By then, the product had long since become a standard part of the Pennsylvania German diet. "Some of the earliest documentation of bologna comes from the 1780s, which means it was around before that," says William Woys Weaver, a Devon, Pa.-based authority on Pennsylvania Dutch cooking traditions. "It is definitely a common market item by the early 1800s."
Prepared in a variety of sweet and savory flavors, the cold cut remains a staple across a wide swath of the state and in areas around the country inhabited by transplanted Pennsylvanians and their descendants. The sausage is such an emblem of regional culture that on New Year's Eve, a 120-pound Lebanon bologna is dropped from a crane in Lebanon, Pa.
Once a seasonal product prepared during the November butchering, Lebanon bologna is produced commercially year-round. Originally, the bologna and other Pennsylvania pork and beef products were cold-smoked in a small attic chamber called the Rauchkammer over hardwoods such as hickory, apple and beech, Weaver says.

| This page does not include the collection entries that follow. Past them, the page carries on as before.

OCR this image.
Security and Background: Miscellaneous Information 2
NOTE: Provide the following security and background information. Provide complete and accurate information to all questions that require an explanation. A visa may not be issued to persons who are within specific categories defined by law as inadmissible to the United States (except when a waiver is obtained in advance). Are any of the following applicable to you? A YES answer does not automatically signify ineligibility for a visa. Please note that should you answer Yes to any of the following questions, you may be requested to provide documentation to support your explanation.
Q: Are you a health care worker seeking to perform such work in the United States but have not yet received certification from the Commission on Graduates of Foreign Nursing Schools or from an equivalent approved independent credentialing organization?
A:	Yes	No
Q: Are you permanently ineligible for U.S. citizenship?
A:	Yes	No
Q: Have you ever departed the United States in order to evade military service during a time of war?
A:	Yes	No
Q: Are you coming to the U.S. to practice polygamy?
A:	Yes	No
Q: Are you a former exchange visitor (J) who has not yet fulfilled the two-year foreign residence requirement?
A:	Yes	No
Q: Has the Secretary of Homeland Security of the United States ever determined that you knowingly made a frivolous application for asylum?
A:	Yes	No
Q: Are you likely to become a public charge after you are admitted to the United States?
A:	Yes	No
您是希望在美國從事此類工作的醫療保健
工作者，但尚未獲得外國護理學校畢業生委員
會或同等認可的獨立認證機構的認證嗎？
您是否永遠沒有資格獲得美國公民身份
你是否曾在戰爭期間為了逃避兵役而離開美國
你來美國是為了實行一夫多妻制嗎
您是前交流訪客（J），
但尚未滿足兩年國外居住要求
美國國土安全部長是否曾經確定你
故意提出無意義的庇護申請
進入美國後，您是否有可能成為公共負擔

The addition of dampened wood chips or sawdust generated greater drafts of fragrant, curative smoke. When household heating methods switched from wood to coal in the 19th century, the family smoking operation was moved outdoors, Weaver says.

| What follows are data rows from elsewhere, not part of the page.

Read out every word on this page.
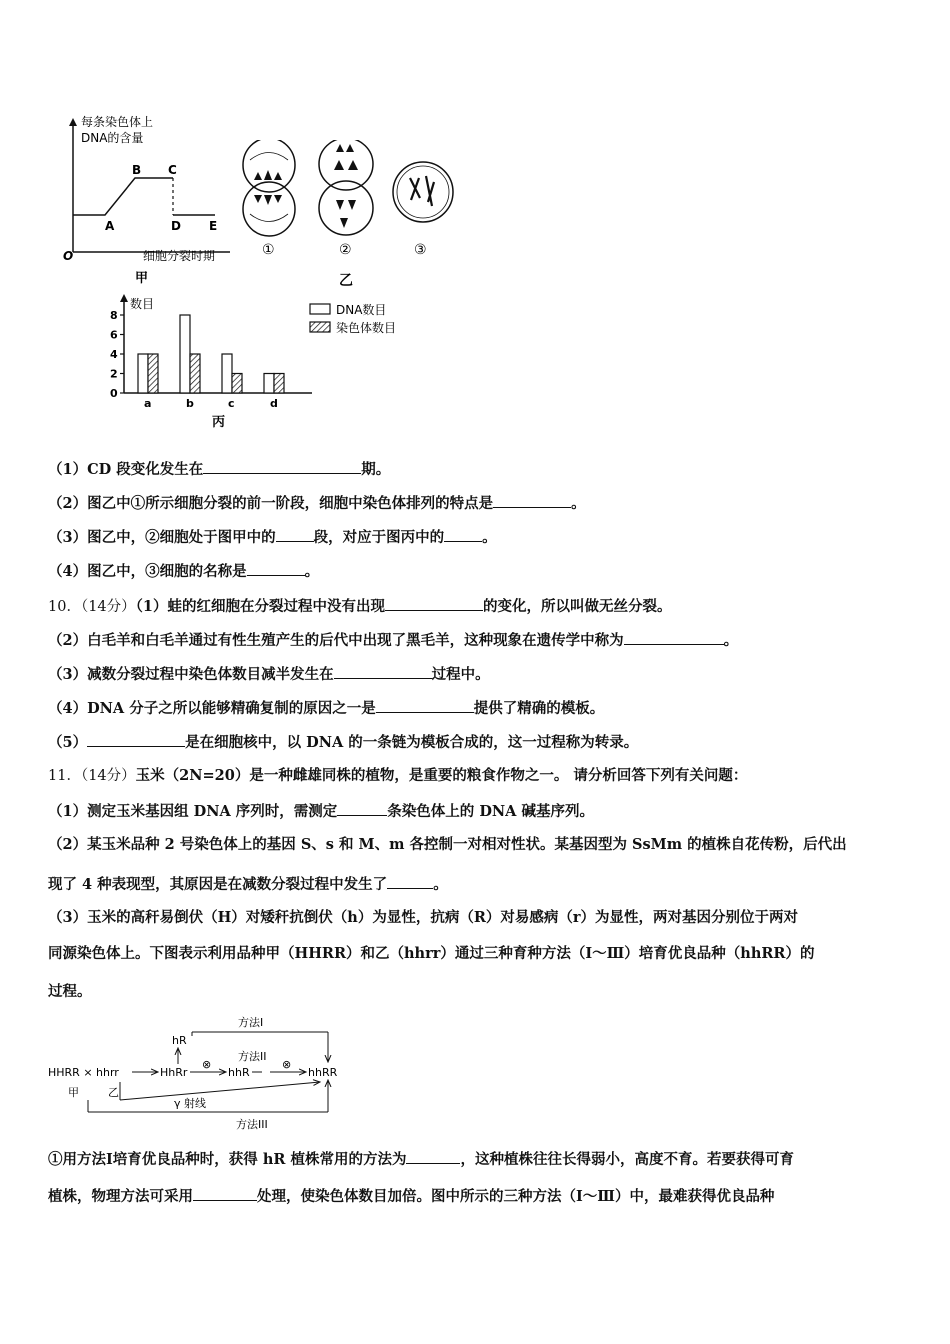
每条染色体上
DNA的含量
A
B C
D E
O	细胞分裂时期
甲
①	②	③
乙
数目
0
2
4
6
8
a	b	c	d
丙
DNA数目
染色体数目
（1）CD 段变化发生在	期。
（2）图乙中①所示细胞分裂的前一阶段，细胞中染色体排列的特点是	。
（3）图乙中，②细胞处于图甲中的	段，对应于图丙中的	。
（4）图乙中，③细胞的名称是	。
10．（14分）（1）蛙的红细胞在分裂过程中没有出现	的变化，所以叫做无丝分裂。
（2）白毛羊和白毛羊通过有性生殖产生的后代中出现了黑毛羊，这种现象在遗传学中称为	。
（3）减数分裂过程中染色体数目减半发生在	过程中。
（4）DNA 分子之所以能够精确复制的原因之一是	提供了精确的模板。
（5）	是在细胞核中，以 DNA 的一条链为模板合成的，这一过程称为转录。
11．（14分）玉米（2N=20）是一种雌雄同株的植物，是重要的粮食作物之一。 请分析回答下列有关问题：
（1）测定玉米基因组 DNA 序列时，需测定	条染色体上的 DNA 碱基序列。
（2）某玉米品种 2 号染色体上的基因 S、s 和 M、m 各控制一对相对性状。某基因型为 SsMm 的植株自花传粉，后代出
现了 4 种表现型，其原因是在减数分裂过程中发生了	。
（3）玉米的高秆易倒伏（H）对矮秆抗倒伏（h）为显性，抗病（R）对易感病（r）为显性，两对基因分别位于两对
同源染色体上。下图表示利用品种甲（HHRR）和乙（hhrr）通过三种育种方法（Ⅰ～Ⅲ）培育优良品种（hhRR）的
过程。
HHRR × hhrr
甲	乙
HhRr
hR
方法I
方法II
⊗
hhR
⊗
hhRR
γ 射线
方法III
①用方法Ⅰ培育优良品种时，获得 hR 植株常用的方法为	，这种植株往往长得弱小，高度不育。若要获得可育
植株，物理方法可采用	处理，使染色体数目加倍。图中所示的三种方法（Ⅰ～Ⅲ）中，最难获得优良品种
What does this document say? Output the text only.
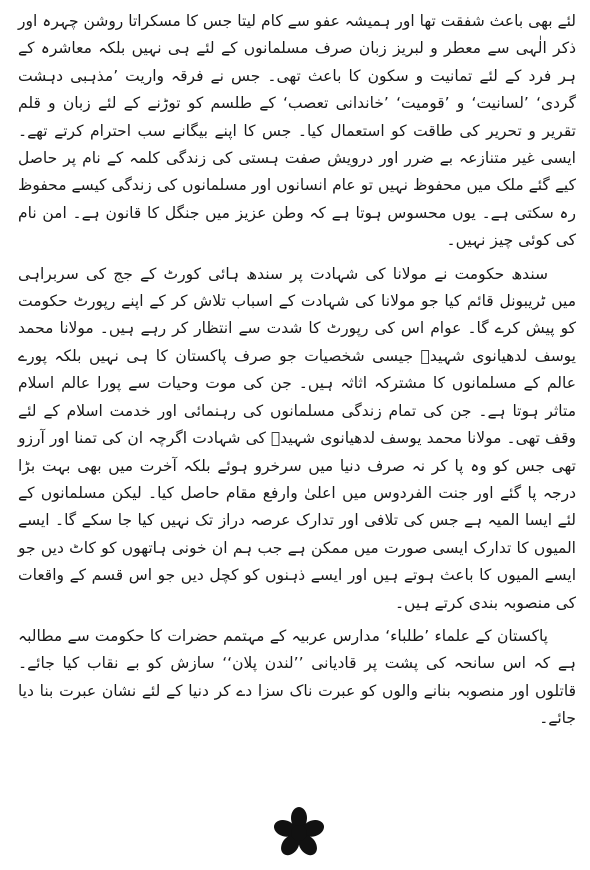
لئے بھی باعث شفقت تھا اور ہمیشہ عفو سے کام لیتا جس کا مسکراتا روشن چہرہ اور ذکر الٰہی سے معطر و لبریز زبان صرف مسلمانوں کے لئے ہی نہیں بلکہ معاشرہ کے ہر فرد کے لئے تمانیت و سکون کا باعث تھی۔ جس نے فرقہ واریت ’مذہبی دہشت گردی‘ ’لسانیت‘ و ’قومیت‘ ’خاندانی تعصب‘ کے طلسم کو توڑنے کے لئے زبان و قلم تقریر و تحریر کی طاقت کو استعمال کیا۔ جس کا اپنے بیگانے سب احترام کرتے تھے۔ ایسی غیر متنازعہ بے ضرر اور درویش صفت ہستی کی زندگی کلمہ کے نام پر حاصل کیے گئے ملک میں محفوظ نہیں تو عام انسانوں اور مسلمانوں کی زندگی کیسے محفوظ رہ سکتی ہے۔ یوں محسوس ہوتا ہے کہ وطن عزیز میں جنگل کا قانون ہے۔ امن نام کی کوئی چیز نہیں۔

سندھ حکومت نے مولانا کی شہادت پر سندھ ہائی کورٹ کے جج کی سربراہی میں ٹریبونل قائم کیا جو مولانا کی شہادت کے اسباب تلاش کر کے اپنے رپورٹ حکومت کو پیش کرے گا۔ عوام اس کی رپورٹ کا شدت سے انتظار کر رہے ہیں۔ مولانا محمد یوسف لدھیانوی شہیدؒ جیسی شخصیات جو صرف پاکستان کا ہی نہیں بلکہ پورے عالم کے مسلمانوں کا مشترکہ اثاثہ ہیں۔ جن کی موت وحیات سے پورا عالم اسلام متاثر ہوتا ہے۔ جن کی تمام زندگی مسلمانوں کی رہنمائی اور خدمت اسلام کے لئے وقف تھی۔ مولانا محمد یوسف لدھیانوی شہیدؒ کی شہادت اگرچہ ان کی تمنا اور آرزو تھی جس کو وہ پا کر نہ صرف دنیا میں سرخرو ہوئے بلکہ آخرت میں بھی بہت بڑا درجہ پا گئے اور جنت الفردوس میں اعلیٰ وارفع مقام حاصل کیا۔ لیکن مسلمانوں کے لئے ایسا المیہ ہے جس کی تلافی اور تدارک عرصہ دراز تک نہیں کیا جا سکے گا۔ ایسے المیوں کا تدارک ایسی صورت میں ممکن ہے جب ہم ان خونی ہاتھوں کو کاٹ دیں جو ایسے المیوں کا باعث ہوتے ہیں اور ایسے ذہنوں کو کچل دیں جو اس قسم کے واقعات کی منصوبہ بندی کرتے ہیں۔

پاکستان کے علماء ’طلباء‘ مدارس عربیہ کے مہتمم حضرات کا حکومت سے مطالبہ ہے کہ اس سانحہ کی پشت پر قادیانی ’’لندن پلان‘‘ سازش کو بے نقاب کیا جائے۔ قاتلوں اور منصوبہ بنانے والوں کو عبرت ناک سزا دے کر دنیا کے لئے نشان عبرت بنا دیا جائے۔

In recent years, several Lebanon bologna manufacturers have merged into a few. Telford, Pa.-based Godshall's Quality Meats, for example, has acquired both Kutztown and Weaver's Famous bologna companies.
Now, the Kutztown/Weaver Bologna Co. and Seltzer's Smokehouse Meats are the two remaining bologna manufacturers in Lebanon County. Kunzler & Co. in Lancaster, founded more than a century ago, remains independently owned, as do numerous smaller country butchers, such as Dietrich's Meats & Country Store in Krumsville, Pa.

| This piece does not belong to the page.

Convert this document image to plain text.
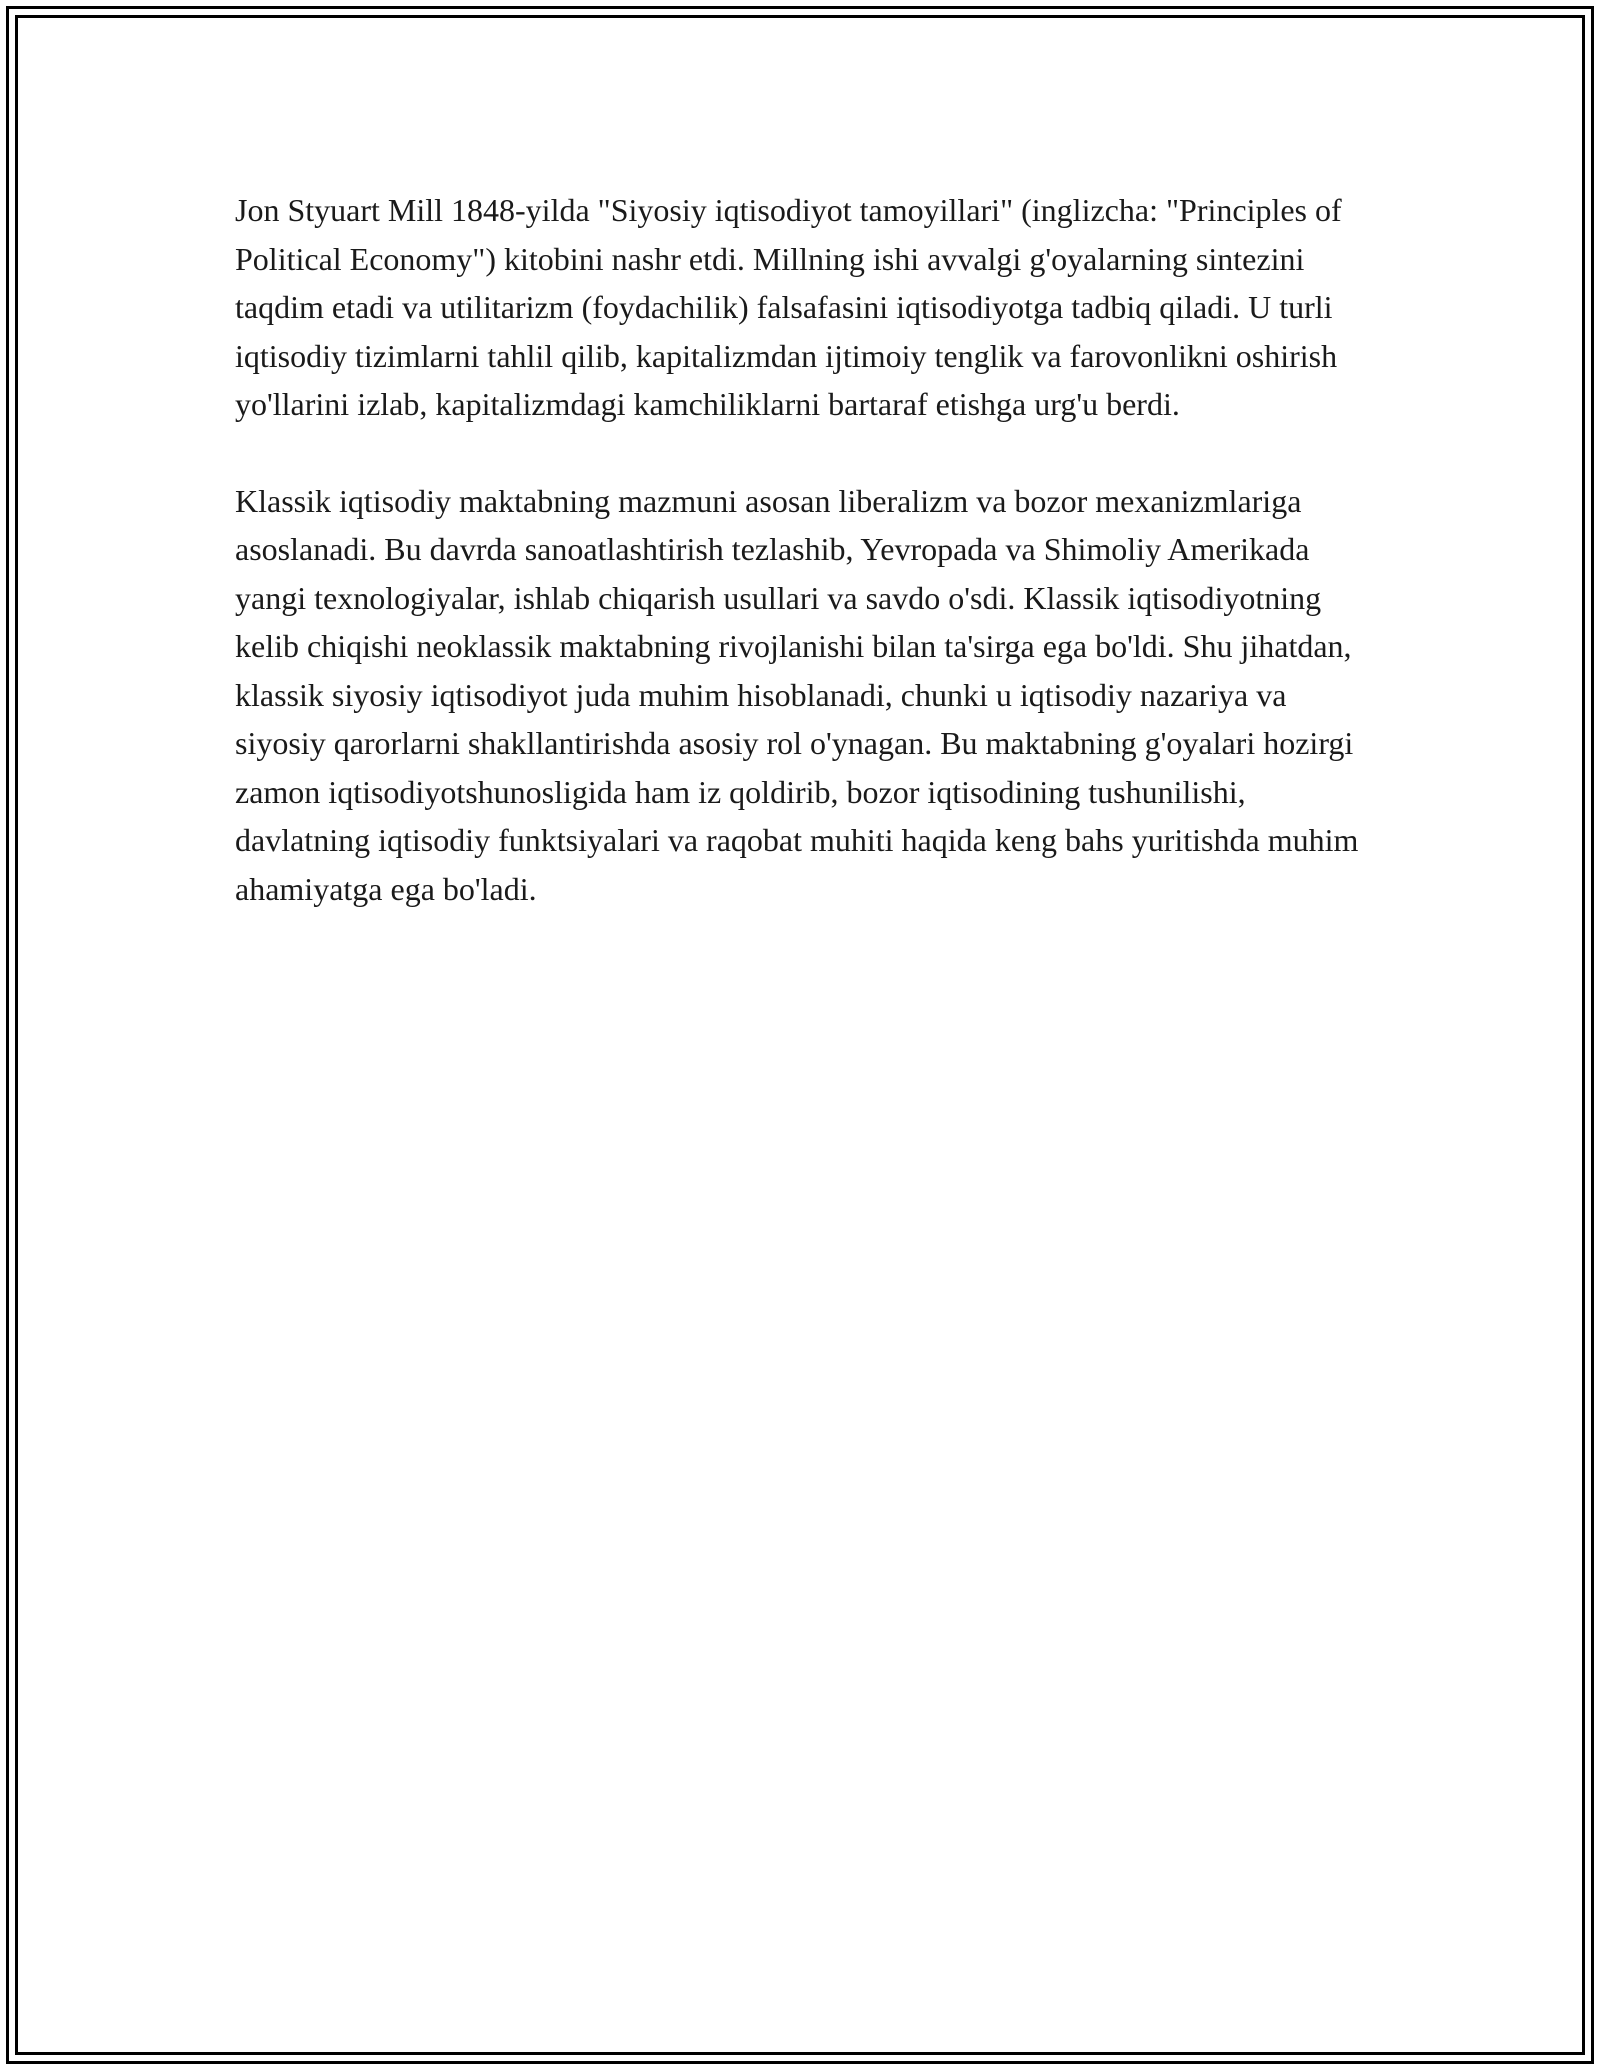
Jon Styuart Mill 1848-yilda "Siyosiy iqtisodiyot tamoyillari" (inglizcha: "Principles of Political Economy") kitobini nashr etdi. Millning ishi avvalgi g'oyalarning sintezini taqdim etadi va utilitarizm (foydachilik) falsafasini iqtisodiyotga tadbiq qiladi. U turli iqtisodiy tizimlarni tahlil qilib, kapitalizmdan ijtimoiy tenglik va farovonlikni oshirish yo'llarini izlab, kapitalizmdagi kamchiliklarni bartaraf etishga urg'u berdi.

Klassik iqtisodiy maktabning mazmuni asosan liberalizm va bozor mexanizmlariga asoslanadi. Bu davrda sanoatlashtirish tezlashib, Yevropada va Shimoliy Amerikada yangi texnologiyalar, ishlab chiqarish usullari va savdo o'sdi. Klassik iqtisodiyotning kelib chiqishi neoklassik maktabning rivojlanishi bilan ta'sirga ega bo'ldi. Shu jihatdan, klassik siyosiy iqtisodiyot juda muhim hisoblanadi, chunki u iqtisodiy nazariya va siyosiy qarorlarni shakllantirishda asosiy rol o'ynagan. Bu maktabning g'oyalari hozirgi zamon iqtisodiyotshunosligida ham iz qoldirib, bozor iqtisodining tushunilishi, davlatning iqtisodiy funktsiyalari va raqobat muhiti haqida keng bahs yuritishda muhim ahamiyatga ega bo'ladi.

"The consolidation of `industrial sausage making,' as opposed to artisanal is not because the popularity is declining but that government regulations, which favor big business, are driving the little guys out of business," Weaver says. "When I did my book, Country Scrapple, I was surprised to find many small producers of bologna, and I really didn't try to go out and rake the phone book for them.
"The industrial sausage makers tend to supply supermarkets, which may be why they have more visibility," Weaver says. But in what he calls the "scrapple belt," territory that stretches west to Denver, "there are lots of small-town butchers who make bologna as a specialty."
One of them, Dietrich's, is well-known among aficionados of headcheese, souse, scrapple, bloodwurst and tonguewurst, as well as Lebanon bologna, both sweet and regular. Dietrich's does its own butchering, and all products are "smoked the old-fashioned German way," says company matriarch Verna Dietrich.
The hickory-smoked sausages that hang by the dozens in the Dietrich smokehouses include summer sausage stuffed in the shape of a football, a quirky local tradition that includes faux stitching on the casing.
Ask Dietrich whether Lebanon bologna continues to be popular among her customers and she responds a bit cryptically: "How popular is it to color your hair red or black? We sell a lot. We don't do wholesale, we do retail. We stay small but good."
Lebanon bologna is a distinctive alloy of Old World and New World cuisine. Its preparation is based both on German recipes that arrived with settlers in William Penn's colony and on "a sausage that was popular in Colonial America among the English," Weaver says.